Der Streit über den SPD-Kanzlerkandidaten endet mit dem Verzicht des Scholz-Rivalen. FDP-Vize Kubicki zweifelt an der Freiwilligkeit von Pistorius' Rückzugserklärung und scherzt über die Erfolgsaussichten des Kanzlers. Auch bei der Union gibt man sich siegessicher.
Nach dem Verzicht von Bundesverteidigungsminister Boris Pistorius auf eine SPD-Kanzlerkandidatur reagiert FDP-Vize Wolfgang Kubicki mit Spott. Kubicki sagte der "Rheinischen Post": "Aus parteipolitischen Gründen kann ich mich nur über diese Entscheidung freuen." Kubicki ergänzte: "Die SPD setzt klar auf das Signal eines Weiter so, was auf die Entscheidung der Wählerinnen und Wähler in der aktuellen wirtschaftlichen Krisenlage sicher Eindruck machen wird." Darüber hinaus sei es bezeichnend, "dass Pistorius diese Frage als selbstbestimmte Entscheidung vorträgt, nach Tagen der Spekulationen und des unwürdigen Gewürges", so Kubicki.
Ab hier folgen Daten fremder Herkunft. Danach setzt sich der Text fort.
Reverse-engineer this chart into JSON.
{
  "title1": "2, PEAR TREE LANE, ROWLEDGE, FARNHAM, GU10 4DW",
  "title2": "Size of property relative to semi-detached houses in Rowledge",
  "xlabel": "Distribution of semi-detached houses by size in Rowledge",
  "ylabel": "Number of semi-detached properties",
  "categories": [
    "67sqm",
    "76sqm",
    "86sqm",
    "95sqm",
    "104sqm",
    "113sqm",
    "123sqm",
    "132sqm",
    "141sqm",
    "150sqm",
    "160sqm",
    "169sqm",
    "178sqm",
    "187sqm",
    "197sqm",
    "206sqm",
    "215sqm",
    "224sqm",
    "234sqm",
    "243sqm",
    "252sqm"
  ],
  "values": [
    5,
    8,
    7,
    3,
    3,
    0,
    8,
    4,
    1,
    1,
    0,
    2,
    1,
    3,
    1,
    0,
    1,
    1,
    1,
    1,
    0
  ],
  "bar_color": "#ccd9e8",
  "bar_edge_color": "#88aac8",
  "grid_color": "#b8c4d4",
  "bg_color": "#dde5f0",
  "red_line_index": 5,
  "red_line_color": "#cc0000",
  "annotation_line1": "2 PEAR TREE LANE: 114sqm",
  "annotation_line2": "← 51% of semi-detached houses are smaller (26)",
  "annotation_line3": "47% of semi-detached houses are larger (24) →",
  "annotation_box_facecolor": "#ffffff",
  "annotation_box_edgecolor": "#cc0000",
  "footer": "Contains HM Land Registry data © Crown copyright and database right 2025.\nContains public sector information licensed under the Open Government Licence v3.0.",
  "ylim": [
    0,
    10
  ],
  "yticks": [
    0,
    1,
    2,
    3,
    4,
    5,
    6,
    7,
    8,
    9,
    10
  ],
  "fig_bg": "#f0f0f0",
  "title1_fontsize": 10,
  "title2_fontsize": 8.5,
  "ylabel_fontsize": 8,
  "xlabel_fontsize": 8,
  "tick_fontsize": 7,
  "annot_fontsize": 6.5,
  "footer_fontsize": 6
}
Er sei gespannt, "wie sich das Binnenklima in der Rumpfkoalition zwischen Noch-Kanzler und Möchtegern-Kanzler entwickeln wird. Ich freue mich auf den Wahlkampf", sagte der FDP-Vize mit Blick auf den amtierenden Bundeskanzler Olaf Scholz und Vizekanzler Robert Habeck, der sich auf dem Grünen-Parteitag am Wochenende zum Kanzlerkandidaten hatte küren lassen.
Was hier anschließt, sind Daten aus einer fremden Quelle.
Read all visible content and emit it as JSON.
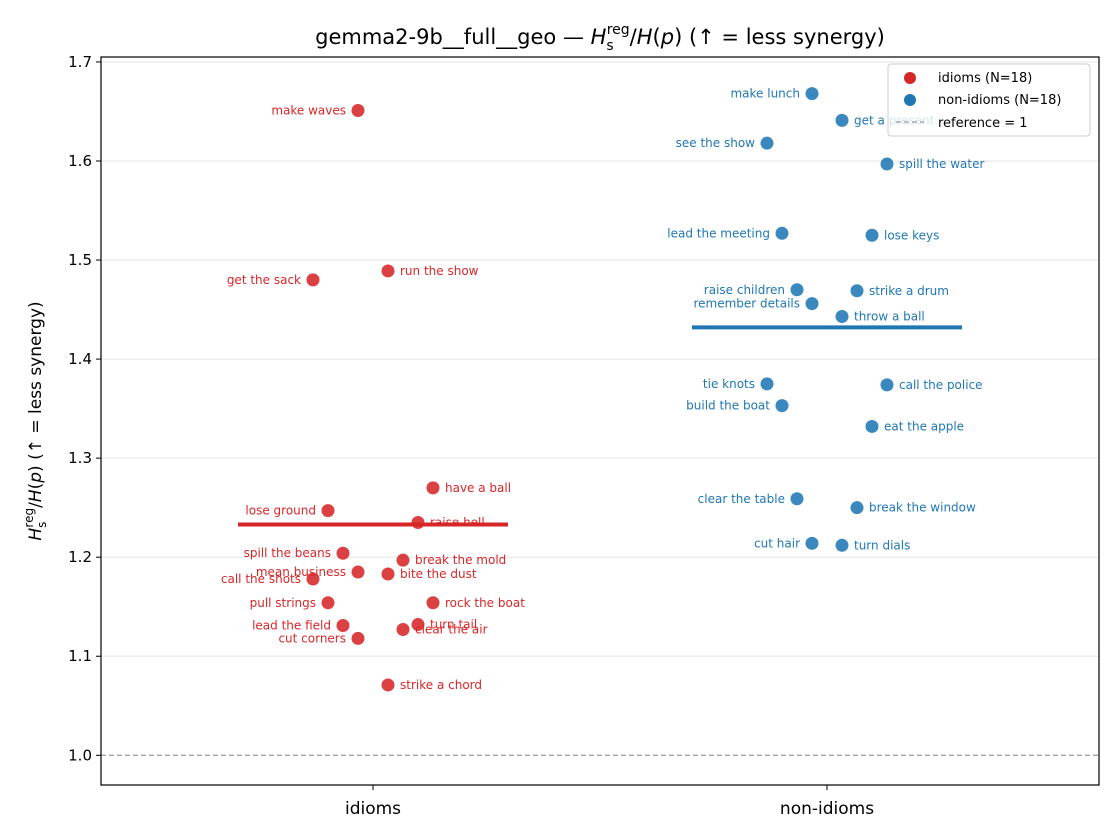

Union: Scholz katastrophal beschädigt
Die Union geht nach dem Rückzug von Pistorius von einem Erfolg gegen die nun sicher von Scholz angeführte SPD aus. Thorsten Frei, der parlamentarische Geschäftsführer der Unionsfraktion, sagte dem "Tagesspiegel", der Bundeskanzler gehe aus dem Machtkampf "zwar als Sieger und doch katastrophal beschädigt hervor. "Es ist deutlich geworden, dass große Teile der Partei und der Fraktion Olaf Scholz nicht weiter folgen wollen und ihm keinen Wahlsieg mehr zutrauen." Frei sagte der Zeitung weiter: "Wie soll ein Kanzler, der kaum seine eigene Partei von der Richtigkeit seiner Politik zu überzeugen vermag, die Menschen im Land überzeugen?"
CSU-Landesgruppenchef Alexander Dobrindt sagte in der ZDF-Talkshow von Maybrit Illner, er gehe davon aus, dass der SPD nach der Entscheidung von Pistorius weiter unruhige Zeiten bevorstehen. "Die Debatte in der SPD ist natürlich noch nicht beendet. Möglicherweise beginnt sie erst auch noch richtig." Es sei eine Entscheidung getroffen worden, "die in weiten Teilen der Parteibasis nicht geteilt wird", so Dobrindt weiter. Aber: "Das ist das Problem der SPD, nicht von uns."
SPD-Generalsekretär drängt auf Geschlossenheit
SPD-Generalsekretär Matthias Miersch rief seine Partei dagegen zur geschlossenen Unterstützung von Scholz auf. "Nach den Debatten der letzten Tage ist jetzt der Zeitpunkt, zusammenzustehen: Die Herausforderungen, vor denen Deutschland steht, sind enorm", sagte Miersch den Zeitungen der Funke Mediengruppe. "Mit Olaf Scholz haben wir den richtigen Kanzlerkandidaten, der Stabilität, Vernunft und Führungsstärke verkörpert."
Miersch begrüßte die Erklärung von Pistorius, nicht für die Kanzlerkandidatur der SPD zur Verfügung zu stehen. "Boris Pistorius zeigt, wie sehr er unsere Partei und das Land im Blick hat. Dafür gebührt ihm mein Respekt", sagte Miersch. "Boris Pistorius bleibt ein starker Kämpfer für die SPD und unser Land." Die SPD werde nun geschlossen gegen "die unsoziale Politik von Friedrich Merz und der CDU" kämpfen, sagte der Generalsekretär. "Wir kämpfen für ein Deutschland, das alle Menschen im Blick hat - für stabile Renten, sichere Arbeitsplätze und eine starke Wirtschaft."